I've worked for 6 years on TruffleRuby and I've always paid a lot of attention to have compatible backtraces with CRuby. In fact, TruffleRuby's backtraces are far more similar to MRI, than e.g. JRuby or Rubinius backtraces. Initially, TruffleRuby hid core library methods defined in Ruby, much like C methods on CRuby, by repeating the next non-core's location, for maximum compatibility. This leads to silly backtraces, and so once the standard of <internal: was clear, TruffleRuby started using it.

From this experience, I am convinced this PR is the correct solution.
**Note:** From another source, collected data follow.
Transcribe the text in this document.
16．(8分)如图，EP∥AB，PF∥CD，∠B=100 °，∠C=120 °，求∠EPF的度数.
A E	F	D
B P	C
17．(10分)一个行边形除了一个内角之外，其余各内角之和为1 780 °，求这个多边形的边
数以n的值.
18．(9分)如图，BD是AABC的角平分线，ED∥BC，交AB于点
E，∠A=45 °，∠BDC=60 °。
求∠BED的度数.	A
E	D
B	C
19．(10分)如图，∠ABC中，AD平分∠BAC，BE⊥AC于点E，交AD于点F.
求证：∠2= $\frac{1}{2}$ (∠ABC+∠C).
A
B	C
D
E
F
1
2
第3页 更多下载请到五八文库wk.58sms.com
If you disagree, then please show me an example where it is useful to have something like: WARNING: Message. Called from <internal:core> core/hash.rb:223:in 'fetch'. instead of: WARNING: Message. Called from spec/rspec/support/warnings_spec.rb:45. or WARNING: Message. Called from <internal:core> core/kernel.rb:234:in 'gem_original_require' instead of WARNING: Message. Called from /home/eregon/code/rspec-support/spec/rspec/support/caller_filter_spec.rb

BTW, Kernel#warn(uplevel: n) already does this filtering. Kernel#warn(uplevel: n) is Ruby 2.5+ so I guess RSpec cannot rely on that yet. There is similar filtering in recent RubyGems to skip the RubyGems require as that gives no useful info, similar to <internal: backtrace entries.

eregon commented 3 years ago

@JonRowe @benoittgt Maybe I should open a new PR since it seems the purpose of this PR and what it fixes was not clear?

eregon commented 3 years ago

FWIW RubyGems skips <internal: for Kernel#warn, which is a very similar situation: https://github.com/rubygems/rubygems/blob/ce27b98272d5c37ebf45b2b1b66894699ae47d58/lib/rubygems/core_ext/kernel_warn.rb#L42 (disclaimer: it's my commit)

benoittgt commented 3 years ago

@eregon, @JonRowe is the lead maintainer. He has final words on PR and issues. So I will probably not argue anymore, I already shared my approval. 🙂